The American Physical Society (APS), representing more than 42,000 physicists and a leader in the creation of e-journals, will soon begin electronically sending to the Library information from more than a century of physics research, including scientific history on the electron. The complete archives of eight of the world's premier physics journals will soon be freely accessible to all Library users. These archives will be continually updated, creating a repository of both historic articles and the latest physics research.
Associate Librarian for Library Services Winston Tabb said that "publishers are attracted by the idea of having secondary sites for protection of their assets. At the same time, of course, libraries are concerned about saving memory as well as about making intellectual creation available for scholars. This project addresses both issues."
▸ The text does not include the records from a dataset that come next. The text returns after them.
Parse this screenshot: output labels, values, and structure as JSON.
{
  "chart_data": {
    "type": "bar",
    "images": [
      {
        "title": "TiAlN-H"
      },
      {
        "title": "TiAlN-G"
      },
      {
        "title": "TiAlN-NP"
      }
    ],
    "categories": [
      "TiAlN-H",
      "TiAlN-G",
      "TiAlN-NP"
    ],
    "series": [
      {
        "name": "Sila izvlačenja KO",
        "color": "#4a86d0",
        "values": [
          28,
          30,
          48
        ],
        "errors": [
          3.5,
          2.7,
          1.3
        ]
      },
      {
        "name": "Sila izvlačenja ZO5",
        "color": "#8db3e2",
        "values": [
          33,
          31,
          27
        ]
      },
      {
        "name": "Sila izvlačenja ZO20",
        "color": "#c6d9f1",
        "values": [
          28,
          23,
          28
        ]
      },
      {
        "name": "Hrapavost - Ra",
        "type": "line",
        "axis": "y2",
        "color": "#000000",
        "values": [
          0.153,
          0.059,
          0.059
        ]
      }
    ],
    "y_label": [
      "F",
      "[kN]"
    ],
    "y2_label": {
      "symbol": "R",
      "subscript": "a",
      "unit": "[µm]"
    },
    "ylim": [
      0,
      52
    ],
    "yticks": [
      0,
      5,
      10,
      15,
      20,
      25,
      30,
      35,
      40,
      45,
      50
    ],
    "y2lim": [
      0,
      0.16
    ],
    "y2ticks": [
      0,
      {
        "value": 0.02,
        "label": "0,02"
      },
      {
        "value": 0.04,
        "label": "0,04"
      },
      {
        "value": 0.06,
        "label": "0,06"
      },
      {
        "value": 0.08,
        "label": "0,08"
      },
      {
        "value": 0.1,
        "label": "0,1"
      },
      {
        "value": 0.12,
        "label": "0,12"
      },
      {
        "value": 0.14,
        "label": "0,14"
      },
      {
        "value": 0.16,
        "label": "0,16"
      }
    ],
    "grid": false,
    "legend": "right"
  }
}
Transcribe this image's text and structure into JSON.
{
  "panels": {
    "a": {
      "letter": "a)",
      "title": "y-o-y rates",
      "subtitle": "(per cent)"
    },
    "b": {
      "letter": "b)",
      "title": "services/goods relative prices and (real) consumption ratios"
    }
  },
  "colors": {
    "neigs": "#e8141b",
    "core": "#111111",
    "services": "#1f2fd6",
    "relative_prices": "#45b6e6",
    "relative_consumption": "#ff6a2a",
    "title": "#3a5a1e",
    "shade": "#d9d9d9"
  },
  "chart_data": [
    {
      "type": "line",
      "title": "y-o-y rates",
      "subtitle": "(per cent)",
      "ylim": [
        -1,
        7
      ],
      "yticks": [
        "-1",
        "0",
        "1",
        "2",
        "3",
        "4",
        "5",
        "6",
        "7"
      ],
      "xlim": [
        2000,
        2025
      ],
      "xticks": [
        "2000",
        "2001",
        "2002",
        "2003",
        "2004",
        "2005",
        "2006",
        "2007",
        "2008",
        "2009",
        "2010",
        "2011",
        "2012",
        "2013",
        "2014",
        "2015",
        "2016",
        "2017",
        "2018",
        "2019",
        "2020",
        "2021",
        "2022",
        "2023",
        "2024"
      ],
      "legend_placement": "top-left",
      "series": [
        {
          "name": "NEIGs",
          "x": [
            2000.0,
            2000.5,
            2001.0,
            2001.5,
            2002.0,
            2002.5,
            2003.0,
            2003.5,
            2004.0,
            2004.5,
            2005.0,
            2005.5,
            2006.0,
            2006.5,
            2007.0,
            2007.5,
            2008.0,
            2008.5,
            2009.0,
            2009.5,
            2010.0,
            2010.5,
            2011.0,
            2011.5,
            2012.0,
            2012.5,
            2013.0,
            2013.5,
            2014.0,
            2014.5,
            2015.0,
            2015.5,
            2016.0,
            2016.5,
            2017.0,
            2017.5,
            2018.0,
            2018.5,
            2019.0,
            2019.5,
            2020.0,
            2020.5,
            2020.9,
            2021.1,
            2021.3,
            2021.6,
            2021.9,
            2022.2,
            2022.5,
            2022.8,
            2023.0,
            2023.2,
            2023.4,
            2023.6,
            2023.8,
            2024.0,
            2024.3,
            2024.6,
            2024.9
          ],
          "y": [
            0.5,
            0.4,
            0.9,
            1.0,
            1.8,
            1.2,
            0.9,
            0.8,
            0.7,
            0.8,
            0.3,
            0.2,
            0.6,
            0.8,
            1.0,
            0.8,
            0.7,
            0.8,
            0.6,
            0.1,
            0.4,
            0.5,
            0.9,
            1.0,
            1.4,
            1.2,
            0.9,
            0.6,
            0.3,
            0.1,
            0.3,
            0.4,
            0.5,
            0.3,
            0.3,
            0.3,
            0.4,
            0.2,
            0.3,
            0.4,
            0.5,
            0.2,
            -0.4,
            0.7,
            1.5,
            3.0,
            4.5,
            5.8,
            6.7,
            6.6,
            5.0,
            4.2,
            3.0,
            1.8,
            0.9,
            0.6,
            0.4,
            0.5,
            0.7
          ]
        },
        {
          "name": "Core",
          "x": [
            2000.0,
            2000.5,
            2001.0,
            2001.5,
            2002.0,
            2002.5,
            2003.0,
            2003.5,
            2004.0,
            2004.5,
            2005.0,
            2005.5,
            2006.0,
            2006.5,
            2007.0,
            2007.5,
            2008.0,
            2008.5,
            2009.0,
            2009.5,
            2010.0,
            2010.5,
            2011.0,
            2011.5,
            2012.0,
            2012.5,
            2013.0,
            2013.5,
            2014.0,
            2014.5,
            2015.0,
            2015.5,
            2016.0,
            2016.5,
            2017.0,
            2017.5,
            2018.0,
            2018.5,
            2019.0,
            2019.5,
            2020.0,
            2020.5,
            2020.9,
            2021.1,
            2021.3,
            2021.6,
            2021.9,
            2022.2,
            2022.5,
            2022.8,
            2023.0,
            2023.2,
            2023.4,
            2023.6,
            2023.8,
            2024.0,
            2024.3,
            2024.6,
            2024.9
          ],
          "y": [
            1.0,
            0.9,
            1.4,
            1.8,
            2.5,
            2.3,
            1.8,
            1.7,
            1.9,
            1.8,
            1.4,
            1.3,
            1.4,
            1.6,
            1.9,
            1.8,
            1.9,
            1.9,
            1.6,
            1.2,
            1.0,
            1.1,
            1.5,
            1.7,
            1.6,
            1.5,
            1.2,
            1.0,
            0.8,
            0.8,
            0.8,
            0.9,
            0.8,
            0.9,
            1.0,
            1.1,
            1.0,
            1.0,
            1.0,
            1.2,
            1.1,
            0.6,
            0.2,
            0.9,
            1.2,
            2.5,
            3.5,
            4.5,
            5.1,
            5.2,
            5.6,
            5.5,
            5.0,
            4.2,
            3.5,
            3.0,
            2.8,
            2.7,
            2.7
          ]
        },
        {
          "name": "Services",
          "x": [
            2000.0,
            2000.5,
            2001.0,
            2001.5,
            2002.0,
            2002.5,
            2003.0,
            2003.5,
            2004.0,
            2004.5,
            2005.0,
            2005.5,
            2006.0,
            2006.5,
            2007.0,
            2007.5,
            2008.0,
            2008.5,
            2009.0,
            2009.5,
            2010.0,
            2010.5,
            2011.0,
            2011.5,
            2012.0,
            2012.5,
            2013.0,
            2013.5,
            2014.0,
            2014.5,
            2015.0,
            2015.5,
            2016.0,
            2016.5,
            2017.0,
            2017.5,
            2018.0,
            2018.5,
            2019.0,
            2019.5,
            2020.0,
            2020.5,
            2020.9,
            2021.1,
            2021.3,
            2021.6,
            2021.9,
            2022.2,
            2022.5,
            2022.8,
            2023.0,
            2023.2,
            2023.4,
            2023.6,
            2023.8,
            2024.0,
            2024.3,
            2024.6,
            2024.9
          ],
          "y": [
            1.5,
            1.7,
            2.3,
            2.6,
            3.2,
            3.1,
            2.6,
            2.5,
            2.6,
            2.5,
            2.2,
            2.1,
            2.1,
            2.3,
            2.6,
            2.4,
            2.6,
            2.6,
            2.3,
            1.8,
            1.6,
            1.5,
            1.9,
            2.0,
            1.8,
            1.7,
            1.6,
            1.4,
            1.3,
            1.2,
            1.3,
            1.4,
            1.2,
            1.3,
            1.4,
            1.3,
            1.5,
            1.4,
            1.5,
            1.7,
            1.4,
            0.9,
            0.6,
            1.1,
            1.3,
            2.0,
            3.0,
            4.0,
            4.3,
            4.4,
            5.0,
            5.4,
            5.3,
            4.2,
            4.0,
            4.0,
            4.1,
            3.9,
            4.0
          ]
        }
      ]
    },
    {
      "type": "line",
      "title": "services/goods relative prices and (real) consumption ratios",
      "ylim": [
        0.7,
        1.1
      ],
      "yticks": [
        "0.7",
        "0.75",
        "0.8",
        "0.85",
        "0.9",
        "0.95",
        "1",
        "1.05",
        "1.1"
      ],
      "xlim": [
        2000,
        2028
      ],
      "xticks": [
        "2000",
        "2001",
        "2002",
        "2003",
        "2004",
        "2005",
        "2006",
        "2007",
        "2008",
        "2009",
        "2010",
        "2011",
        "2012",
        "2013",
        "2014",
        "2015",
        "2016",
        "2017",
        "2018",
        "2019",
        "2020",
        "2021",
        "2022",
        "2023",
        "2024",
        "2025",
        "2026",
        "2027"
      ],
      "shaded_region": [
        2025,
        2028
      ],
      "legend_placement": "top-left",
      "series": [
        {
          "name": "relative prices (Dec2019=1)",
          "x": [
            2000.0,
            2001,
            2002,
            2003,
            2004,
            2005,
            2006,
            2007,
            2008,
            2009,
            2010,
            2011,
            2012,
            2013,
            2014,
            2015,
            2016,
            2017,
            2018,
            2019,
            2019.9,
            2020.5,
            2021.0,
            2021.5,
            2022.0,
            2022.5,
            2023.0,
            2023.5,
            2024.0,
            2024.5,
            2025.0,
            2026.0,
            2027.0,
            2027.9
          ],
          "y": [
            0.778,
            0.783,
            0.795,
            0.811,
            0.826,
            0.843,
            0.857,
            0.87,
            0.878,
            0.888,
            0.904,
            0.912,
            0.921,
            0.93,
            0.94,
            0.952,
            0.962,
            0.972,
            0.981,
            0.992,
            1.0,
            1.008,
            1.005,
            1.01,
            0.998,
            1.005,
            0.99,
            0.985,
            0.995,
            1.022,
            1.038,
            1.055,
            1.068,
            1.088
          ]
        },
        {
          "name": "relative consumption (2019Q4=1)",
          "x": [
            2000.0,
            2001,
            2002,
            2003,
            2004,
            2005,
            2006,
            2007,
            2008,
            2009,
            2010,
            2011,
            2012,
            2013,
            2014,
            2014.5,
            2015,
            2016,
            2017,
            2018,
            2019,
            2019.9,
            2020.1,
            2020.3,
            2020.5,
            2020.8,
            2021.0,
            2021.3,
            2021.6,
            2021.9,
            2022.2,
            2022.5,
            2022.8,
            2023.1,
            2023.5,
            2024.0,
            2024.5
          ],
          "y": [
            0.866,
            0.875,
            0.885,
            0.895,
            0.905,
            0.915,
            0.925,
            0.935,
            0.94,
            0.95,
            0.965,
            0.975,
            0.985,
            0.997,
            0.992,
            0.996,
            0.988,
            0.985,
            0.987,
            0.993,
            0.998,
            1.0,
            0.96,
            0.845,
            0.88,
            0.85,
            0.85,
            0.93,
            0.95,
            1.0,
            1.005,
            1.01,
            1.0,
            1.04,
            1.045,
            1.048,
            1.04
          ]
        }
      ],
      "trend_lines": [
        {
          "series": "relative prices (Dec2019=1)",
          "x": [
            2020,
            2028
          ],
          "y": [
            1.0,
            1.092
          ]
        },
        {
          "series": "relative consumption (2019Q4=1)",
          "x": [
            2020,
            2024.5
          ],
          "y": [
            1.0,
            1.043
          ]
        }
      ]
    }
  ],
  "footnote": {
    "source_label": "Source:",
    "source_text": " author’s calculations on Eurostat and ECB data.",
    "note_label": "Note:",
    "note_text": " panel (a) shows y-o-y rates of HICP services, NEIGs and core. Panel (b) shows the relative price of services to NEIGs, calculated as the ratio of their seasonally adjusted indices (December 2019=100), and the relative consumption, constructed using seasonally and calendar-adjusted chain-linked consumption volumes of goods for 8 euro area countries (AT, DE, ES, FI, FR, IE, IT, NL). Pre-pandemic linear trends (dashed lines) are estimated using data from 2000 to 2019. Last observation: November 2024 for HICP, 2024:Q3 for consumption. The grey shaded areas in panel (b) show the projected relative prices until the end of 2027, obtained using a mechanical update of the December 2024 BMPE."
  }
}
The Library will serve as a permanent repository of the journals.
"Electronic archives are like a living thing," said APS Treasurer Thomas McIlrath. "Not only is the information from a particular journal literally at your fingertips, but so are links to referenced research both backward and forward in time. Historians, for example, can easily see the impact of a paper on later scientific thinking." He noted that another advantage of e-journals is that they can include moving images and other media that cannot be reproduced in print.
"This will assure that there will be a copy of our archive available to the world, and preserved for future generations," said APS Editor in Chief Martin Blume. "Librarians, as archivers of journals in the print world, have been concerned that digital resources might not be similarly preserved. This step with the Library of Congress should reassure them that access to our journals will always be available."
"The best way to make progress in the digital environment is to enter into pilot-like agreements to test the benefits, costs, policies and procedures of various models," Winston Tabb added. "This pioneering agreement with the American Physical Society marks a major step in the right direction for America's national library."